Моё наследство - страница 5



Но двести тысяч евро! Это не хухры-мухры.

Мама потёрла виски пухлыми пальцами.

– Надо позвонить отцу. Пусть он думает.


Отец скептически выслушал наши с мамой восторженные предположения по трате денег.

– Почему он собирается купить квартиру, которую сам помог купить ей? Катя не захотела отдать её ему. Не нравится мне это. Вы Григорию пока ответ не давайте, посмотрим, что получится.

Может быть папа прав. Я лично оказалась в растерянности. Вообще-то я часто бываю в растерянности, но у меня есть родители и они решают за меня всё. Почти всё – шампунь и зубную пасту я покупаю сама.

Мама решила послушаться бывшего мужа, и посоветовала сегодня отключить в Катиной квартире телефон, чтобы Григорий не смог уговорить меня получить деньги завтра же.

Пока я укладывала в свой голубой «БМВ» ящики с вещами, мама позвонила папе и опять завела свою бесконечную песню об экономии. Она предложила нам обеим переехать в Катину квартиру, а «хрущёвку» сдавать. Или, наоборот – сдавать Катину квартиру, за неё больше бы дали.

Папа выслушал маму, как всегда спокойно, только уточнил:

– Нина, в квартире Кати обстановка тысяч на триста евро, не считая картин. Ты кого собралась туда пускать? – Мама нервно гладила крохотную Стерву и не отвечала. – Ты не сердись, но дай ребёнку впервые в жизни пожить самостоятельно.

– Вот этого я и боюсь. – Ответила мама.


Думаю, маме тяжело смириться с тем, что дочь, всю жизнь сидевшая на шее родителей, внезапно стала обеспеченным человеком. А это действительно так. Даже когда мама устроила меня завхозом в заводоуправление, я получала мизерную зарплату. И вдруг, ни за что, на меня свалилось наследство, да ещё от Кати, которую мама не уважала.

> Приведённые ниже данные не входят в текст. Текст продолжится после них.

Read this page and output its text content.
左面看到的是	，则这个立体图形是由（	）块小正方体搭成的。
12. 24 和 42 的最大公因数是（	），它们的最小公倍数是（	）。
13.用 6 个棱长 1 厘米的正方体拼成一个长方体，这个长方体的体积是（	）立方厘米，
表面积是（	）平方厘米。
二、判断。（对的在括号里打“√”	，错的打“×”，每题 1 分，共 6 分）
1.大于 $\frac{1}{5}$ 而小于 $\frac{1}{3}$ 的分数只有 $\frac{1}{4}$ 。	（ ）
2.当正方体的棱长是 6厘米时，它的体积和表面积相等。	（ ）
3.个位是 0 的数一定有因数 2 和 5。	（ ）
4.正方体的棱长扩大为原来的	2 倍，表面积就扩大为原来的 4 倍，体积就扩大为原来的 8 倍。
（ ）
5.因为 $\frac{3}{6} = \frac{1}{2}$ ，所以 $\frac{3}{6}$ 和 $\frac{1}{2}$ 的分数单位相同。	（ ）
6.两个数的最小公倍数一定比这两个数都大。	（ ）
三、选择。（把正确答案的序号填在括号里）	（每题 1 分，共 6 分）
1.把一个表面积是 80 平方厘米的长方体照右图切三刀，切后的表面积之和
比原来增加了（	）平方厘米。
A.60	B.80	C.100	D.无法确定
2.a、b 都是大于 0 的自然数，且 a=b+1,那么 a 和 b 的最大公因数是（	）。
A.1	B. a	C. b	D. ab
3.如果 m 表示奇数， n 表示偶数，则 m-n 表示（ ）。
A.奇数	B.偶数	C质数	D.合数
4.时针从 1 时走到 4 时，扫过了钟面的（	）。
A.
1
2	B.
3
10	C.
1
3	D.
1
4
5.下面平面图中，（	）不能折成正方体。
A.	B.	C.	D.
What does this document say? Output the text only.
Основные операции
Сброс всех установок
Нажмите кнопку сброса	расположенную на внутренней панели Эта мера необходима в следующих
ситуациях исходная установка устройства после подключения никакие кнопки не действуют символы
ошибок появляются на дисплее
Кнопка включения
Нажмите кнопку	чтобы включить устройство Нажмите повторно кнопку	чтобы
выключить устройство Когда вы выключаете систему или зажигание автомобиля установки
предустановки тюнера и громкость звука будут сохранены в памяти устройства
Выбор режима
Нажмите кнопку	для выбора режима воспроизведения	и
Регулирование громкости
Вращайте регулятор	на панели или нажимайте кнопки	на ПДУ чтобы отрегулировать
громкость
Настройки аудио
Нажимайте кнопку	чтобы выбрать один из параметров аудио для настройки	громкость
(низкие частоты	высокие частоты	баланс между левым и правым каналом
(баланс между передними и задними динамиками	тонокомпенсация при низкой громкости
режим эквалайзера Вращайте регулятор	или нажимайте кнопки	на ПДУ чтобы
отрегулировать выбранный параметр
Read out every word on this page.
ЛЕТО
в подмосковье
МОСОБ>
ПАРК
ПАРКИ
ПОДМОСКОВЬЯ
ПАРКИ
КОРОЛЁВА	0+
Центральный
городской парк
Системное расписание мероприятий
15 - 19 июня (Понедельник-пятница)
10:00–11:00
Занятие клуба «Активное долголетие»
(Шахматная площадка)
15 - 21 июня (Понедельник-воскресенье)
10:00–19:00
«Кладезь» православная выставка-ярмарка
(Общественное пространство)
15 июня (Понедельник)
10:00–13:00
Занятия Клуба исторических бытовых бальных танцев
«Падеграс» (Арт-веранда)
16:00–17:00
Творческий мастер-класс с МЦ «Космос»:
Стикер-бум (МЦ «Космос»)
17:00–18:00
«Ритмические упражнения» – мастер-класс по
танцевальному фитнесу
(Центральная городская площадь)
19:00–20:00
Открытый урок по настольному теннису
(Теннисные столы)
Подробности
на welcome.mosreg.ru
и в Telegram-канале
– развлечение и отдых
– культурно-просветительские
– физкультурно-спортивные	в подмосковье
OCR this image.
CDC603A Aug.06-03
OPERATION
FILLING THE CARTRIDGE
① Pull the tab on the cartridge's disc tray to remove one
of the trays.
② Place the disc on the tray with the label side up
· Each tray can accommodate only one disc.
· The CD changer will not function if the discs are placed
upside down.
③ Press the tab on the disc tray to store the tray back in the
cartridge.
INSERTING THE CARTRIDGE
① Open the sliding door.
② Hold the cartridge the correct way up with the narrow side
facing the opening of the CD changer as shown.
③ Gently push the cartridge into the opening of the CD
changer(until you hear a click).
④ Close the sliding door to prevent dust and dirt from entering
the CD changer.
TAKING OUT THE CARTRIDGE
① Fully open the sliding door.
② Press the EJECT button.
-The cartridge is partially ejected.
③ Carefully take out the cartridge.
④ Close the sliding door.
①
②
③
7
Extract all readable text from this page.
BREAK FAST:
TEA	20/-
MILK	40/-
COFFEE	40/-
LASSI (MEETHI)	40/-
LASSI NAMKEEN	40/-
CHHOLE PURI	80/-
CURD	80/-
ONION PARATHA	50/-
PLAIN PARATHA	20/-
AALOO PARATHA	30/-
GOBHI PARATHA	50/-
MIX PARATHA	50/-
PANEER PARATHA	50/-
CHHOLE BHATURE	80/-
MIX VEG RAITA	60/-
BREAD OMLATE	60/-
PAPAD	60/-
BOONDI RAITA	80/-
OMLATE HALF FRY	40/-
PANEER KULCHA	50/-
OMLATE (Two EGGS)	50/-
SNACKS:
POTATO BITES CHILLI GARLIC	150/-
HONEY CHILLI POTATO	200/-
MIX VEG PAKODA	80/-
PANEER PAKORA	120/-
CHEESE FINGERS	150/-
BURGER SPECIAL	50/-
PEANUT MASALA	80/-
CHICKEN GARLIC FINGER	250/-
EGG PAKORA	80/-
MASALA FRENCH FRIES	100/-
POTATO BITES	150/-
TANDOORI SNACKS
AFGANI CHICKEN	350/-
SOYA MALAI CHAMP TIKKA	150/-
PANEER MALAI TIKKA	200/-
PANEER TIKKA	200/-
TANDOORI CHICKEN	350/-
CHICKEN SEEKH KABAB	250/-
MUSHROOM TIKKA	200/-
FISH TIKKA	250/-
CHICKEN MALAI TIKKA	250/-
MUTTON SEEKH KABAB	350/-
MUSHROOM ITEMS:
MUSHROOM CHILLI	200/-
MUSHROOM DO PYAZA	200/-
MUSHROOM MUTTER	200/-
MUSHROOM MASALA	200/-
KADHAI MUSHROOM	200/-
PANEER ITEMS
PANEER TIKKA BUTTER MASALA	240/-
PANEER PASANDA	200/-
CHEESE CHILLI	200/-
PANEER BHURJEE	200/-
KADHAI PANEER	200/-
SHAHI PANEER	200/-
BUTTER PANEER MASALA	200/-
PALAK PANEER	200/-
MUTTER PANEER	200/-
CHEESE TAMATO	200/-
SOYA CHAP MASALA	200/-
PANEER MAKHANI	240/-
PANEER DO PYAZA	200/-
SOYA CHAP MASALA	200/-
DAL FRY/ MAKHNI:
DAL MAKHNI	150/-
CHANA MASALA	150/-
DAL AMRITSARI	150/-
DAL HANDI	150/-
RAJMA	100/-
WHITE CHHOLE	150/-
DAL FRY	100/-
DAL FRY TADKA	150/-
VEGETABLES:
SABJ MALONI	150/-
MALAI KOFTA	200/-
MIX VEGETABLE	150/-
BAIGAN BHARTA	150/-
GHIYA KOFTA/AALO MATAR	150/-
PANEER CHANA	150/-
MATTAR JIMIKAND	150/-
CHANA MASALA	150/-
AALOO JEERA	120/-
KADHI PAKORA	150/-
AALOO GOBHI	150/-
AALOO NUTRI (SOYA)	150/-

В тётиной квартире я оставила всё без изменений. Не с моим инженерно-строительным образованием менять то, что сделала женщина с великолепным художественным вкусом. Только сожгла коврик из коридора, на котором умерла Катя. Вынесла его на отгороженную помойку за домом и подожгла.

Как рассказал Аркадий, соратник тёти по производству художественных ценностей, в тот злополучный вечер у Кати происходил очередной богемный сабантуйчик. Все здорово упились и обкурились, а Катя ещё и вкололась. В два часа ночи Катя решила повторить дозу. Она ушла на кухню и, по врождённой жадности, вколола себе не дозу, а полторы. Или она забыла, что сегодня уже приняла норму, или по пьянке решила, что проскочит…

Когда после укола ей стало плохо, она смогла доползти с кухни до прихожей, и вышедшему к ней Аркадию сказала: «Перебрала, дура». Вызвали «скорую», но уже было поздно. «Скорая» вызвала полицию. С Катей остался только Аркадий. Остальные, откупившись от медиков и полиции, уехали домой.

В гостиной у Кати висели работы Натальи Гончаровой, Алексанлра Куприна, Аристарха Лентулова и две неоконченные картины Кузьмы Петрова-Водкина. Свои картины Катя не любила, называла их открытками.

Не знаю, почему одна картина висит над столом директора продовольственного магазина, и стоит тысячу рублей, а другая радует глаз в музее и стоит в районе миллиона. У меня свой критерий для оценки картин – нравится, не нравится. Кузьма Сергеевич Петров-Водкин мне нравится. Даже не дорисованный, в эскизе.


Я с удовольствием ночевала одна в подаренной квартире, но сегодня настроение было такое… тревожное, что ли? Мне хотелось увидеть Милу, мою подругу, но она соглашалась приехать в гости только вместе с воздыхателем Шуриком, – а точнее, с Шуриком, по которому вздыхала именно она. А Шурик, любитель шумных компаний, обязательно притащит за собой ещё кого-нибудь, например, приятеля Леонида. Шурику стоит поддаться один раз, и приличные апартаменты превратятся в караван-сарай, не отмываемый никаким «Доместосом».